なお、相談方法については、約97.0%が電話による相談となっています。多くの人が、まずは電話で状況を伝え、第三者機関に相談している実態がうかがえます。

実際に寄せられている相談内容の事例

保険会社の対応に不満を感じ、実際に寄せられた相談を紹介します。

【補償内容の説明・募集に関するトラブル】

  • 対物事故後、対物賠償保険金の支払を求めた
  • 契約時に説明された補償内容と、実際の契約内容に違いがあると感じた
  • 十分な補償がされていないとして、紛争解決手続を申し立てた

<手続終了事由>和解成立

契約時の説明と実際の補償内容に食い違いがあり、募集時の説明の適切さが問題となった事例です。調査の結果、募集人の説明に不十分な点があった可能性がある一方で、申立人側も契約書面から免責金額の設定に気付けた可能性があると判断されました。そのため、どちらか一方の責任と断定せず、双方が譲歩する形で和解に至っています。

【保険金の支払可否をめぐるトラブル】

  • 同乗中の事故で子どもが死亡し、人身傷害保険金を請求した
  • 保険会社は重大な過失があるとして支払に応じなかった
  • 過失の有無や程度について当事者間で主張が対立した

<手続終了事由>不調(見込みなし)

事故当時の飲酒状況や同乗に至る経緯について、当事者間の主張に大きな隔たりがありました。提出された資料だけでは、過失の程度を客観的に判断できず、事実認定が困難とされました。そのため、話し合いによる解決は難しいと判断され、紛争解決手続では和解に至らず終了となっています。

【損害認定の範囲をめぐるトラブル】

  • 接触事故による車両損傷について車両保険金を請求した
  • 保険会社は一部の損傷は事故によるものではないと判断した
  • 損害の範囲をめぐって認識に食い違いが生じた

<手続終了事由>和解成立

損害調査と専門家の意見をもとに検討した結果、一部の損傷については、本件事故によるものとは認められないと判断されました。保険会社の判断に合理性があると確認されたことから、追加の保険金支払は行わない内容で整理され、当事者間で和解が成立しています。

まとめ

保険会社の対応に不満を感じるケースは珍しくなく、統計データからも、対応内容や説明、提示条件をめぐる相談が多い実態が分かります。

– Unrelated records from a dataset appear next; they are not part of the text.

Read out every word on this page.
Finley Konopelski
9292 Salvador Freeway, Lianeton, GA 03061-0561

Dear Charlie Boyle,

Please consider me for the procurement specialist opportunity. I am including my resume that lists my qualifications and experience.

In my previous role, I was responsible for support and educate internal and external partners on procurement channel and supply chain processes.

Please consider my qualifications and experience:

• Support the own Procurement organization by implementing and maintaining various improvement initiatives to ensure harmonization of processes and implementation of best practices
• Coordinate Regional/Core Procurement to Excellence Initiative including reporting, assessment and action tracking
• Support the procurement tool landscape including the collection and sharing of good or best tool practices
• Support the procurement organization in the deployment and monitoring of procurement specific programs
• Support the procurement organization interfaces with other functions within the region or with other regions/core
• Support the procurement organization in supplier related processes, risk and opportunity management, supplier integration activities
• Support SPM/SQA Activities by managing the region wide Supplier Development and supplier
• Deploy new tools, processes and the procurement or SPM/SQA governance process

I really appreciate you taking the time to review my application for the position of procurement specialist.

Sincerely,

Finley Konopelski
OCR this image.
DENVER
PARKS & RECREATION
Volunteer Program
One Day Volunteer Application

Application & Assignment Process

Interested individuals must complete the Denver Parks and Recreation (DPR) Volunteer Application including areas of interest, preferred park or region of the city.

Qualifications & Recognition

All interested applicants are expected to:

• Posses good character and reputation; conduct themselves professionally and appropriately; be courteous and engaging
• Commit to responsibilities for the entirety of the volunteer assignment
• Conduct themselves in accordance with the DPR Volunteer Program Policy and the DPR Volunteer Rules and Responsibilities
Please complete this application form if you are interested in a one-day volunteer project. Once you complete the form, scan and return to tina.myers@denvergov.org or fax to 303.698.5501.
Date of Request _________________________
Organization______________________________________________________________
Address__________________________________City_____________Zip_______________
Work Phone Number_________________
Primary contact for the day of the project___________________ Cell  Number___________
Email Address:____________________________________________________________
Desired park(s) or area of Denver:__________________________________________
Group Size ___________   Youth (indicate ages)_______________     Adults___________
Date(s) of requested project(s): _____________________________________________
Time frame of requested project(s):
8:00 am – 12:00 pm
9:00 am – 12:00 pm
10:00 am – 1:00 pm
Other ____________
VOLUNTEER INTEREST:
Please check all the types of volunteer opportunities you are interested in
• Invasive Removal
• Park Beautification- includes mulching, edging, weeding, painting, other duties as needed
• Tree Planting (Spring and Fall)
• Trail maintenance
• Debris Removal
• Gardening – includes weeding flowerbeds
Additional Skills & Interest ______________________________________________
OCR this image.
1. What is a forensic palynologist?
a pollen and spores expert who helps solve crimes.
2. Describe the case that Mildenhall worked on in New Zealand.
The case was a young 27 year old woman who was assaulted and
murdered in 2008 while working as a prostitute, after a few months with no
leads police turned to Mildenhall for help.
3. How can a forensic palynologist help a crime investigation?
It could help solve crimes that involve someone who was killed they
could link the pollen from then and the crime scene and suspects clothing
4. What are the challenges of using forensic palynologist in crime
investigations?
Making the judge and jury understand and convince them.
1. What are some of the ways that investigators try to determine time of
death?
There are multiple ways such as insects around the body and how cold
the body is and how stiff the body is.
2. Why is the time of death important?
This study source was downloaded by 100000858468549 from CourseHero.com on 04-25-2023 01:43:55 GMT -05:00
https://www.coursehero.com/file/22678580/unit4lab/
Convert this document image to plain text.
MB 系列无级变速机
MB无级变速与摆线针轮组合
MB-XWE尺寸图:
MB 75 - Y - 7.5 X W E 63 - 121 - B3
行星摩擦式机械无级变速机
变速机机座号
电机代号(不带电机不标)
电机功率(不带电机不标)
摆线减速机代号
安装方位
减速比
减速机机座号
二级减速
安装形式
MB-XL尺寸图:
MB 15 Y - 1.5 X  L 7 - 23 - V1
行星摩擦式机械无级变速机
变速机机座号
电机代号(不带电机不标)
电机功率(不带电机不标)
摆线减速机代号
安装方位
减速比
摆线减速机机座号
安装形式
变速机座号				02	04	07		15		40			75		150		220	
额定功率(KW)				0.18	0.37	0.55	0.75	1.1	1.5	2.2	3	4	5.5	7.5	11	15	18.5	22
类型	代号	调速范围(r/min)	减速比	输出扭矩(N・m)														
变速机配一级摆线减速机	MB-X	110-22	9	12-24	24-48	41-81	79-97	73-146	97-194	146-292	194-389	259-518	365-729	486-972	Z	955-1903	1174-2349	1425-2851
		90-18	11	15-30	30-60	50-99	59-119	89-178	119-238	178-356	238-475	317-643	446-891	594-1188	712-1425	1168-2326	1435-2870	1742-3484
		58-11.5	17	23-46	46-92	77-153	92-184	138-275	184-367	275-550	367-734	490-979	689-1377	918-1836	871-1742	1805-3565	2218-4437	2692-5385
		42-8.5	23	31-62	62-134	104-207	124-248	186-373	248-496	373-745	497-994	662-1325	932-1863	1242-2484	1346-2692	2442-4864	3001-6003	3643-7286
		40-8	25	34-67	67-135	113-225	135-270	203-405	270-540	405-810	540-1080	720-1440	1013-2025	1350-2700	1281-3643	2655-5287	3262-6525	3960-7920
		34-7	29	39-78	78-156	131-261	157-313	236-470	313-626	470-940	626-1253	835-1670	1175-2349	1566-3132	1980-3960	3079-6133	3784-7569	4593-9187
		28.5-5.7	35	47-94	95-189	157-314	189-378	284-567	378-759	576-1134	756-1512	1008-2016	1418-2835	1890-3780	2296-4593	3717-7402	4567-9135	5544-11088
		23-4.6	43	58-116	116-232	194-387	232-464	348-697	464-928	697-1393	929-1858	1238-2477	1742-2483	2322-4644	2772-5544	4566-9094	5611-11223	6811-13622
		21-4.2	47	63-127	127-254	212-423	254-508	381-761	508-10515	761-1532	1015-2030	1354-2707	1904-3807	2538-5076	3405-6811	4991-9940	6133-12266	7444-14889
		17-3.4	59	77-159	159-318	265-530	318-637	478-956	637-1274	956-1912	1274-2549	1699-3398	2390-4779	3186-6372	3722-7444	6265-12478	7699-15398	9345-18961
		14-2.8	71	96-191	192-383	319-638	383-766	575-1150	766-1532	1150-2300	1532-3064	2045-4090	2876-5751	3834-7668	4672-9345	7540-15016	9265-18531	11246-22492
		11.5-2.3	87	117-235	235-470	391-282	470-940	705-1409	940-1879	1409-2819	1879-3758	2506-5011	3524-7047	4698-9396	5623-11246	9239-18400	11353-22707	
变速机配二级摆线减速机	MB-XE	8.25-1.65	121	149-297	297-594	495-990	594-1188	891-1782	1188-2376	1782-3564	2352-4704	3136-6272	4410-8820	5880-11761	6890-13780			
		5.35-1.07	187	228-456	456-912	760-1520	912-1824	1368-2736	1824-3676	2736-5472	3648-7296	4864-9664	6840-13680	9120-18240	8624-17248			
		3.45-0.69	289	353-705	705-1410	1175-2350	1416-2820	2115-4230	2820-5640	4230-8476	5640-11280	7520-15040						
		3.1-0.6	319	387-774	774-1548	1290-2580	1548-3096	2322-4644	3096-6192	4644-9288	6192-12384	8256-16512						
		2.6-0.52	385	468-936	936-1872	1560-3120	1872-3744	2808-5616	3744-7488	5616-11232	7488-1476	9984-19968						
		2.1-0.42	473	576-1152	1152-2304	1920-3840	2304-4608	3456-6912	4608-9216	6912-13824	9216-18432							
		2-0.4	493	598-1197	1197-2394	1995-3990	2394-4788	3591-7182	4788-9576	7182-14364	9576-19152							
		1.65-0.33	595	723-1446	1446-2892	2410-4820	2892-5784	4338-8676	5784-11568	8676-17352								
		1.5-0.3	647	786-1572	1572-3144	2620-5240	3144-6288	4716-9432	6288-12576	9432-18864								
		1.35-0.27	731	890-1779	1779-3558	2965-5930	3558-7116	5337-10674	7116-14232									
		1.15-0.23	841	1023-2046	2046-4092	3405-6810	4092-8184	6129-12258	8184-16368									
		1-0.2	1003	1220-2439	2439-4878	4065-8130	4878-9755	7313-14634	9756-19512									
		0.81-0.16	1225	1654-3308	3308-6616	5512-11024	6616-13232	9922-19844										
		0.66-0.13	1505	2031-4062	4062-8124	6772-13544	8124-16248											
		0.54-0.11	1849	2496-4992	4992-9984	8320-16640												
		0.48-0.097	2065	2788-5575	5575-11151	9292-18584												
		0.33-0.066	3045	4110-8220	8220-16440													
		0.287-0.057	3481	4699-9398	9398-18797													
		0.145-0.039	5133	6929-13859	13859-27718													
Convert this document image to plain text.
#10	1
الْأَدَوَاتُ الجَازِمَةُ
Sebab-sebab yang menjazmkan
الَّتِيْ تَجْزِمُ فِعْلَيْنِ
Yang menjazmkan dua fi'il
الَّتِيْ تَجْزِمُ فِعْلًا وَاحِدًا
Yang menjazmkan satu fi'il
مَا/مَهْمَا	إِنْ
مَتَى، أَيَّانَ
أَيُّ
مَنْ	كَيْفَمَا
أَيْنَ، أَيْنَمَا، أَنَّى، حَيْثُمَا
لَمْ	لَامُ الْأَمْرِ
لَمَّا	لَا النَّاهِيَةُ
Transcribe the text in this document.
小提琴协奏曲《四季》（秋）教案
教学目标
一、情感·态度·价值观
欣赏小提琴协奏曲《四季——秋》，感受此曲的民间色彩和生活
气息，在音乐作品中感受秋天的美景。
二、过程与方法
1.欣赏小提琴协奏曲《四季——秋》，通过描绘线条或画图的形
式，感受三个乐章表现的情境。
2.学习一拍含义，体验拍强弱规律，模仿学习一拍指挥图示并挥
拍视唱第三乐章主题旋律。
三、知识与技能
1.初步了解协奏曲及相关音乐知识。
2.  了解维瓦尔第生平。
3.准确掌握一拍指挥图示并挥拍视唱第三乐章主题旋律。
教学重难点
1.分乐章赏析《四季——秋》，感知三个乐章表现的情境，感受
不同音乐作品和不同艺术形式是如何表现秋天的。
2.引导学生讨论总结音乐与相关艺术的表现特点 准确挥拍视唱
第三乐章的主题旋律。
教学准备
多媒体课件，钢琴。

特に自動車保険では、「提示内容」「説明不足」「手続きの遅れ」といった相談が多いです。

相談の多くは3か月未満で解決している一方、過失割合や支払可否など、判断が分かれる問題では長期化するケースもあります。

対応に違和感を覚えた場合は、そのまま進めず、内容を確認しながら進めることが重要です。

また、必要に応じてカスタマー窓口や指定紛争解決機関、弁護士などの専門家を活用することで、不利な条件を避け、納得できる解決につながりやすくなります。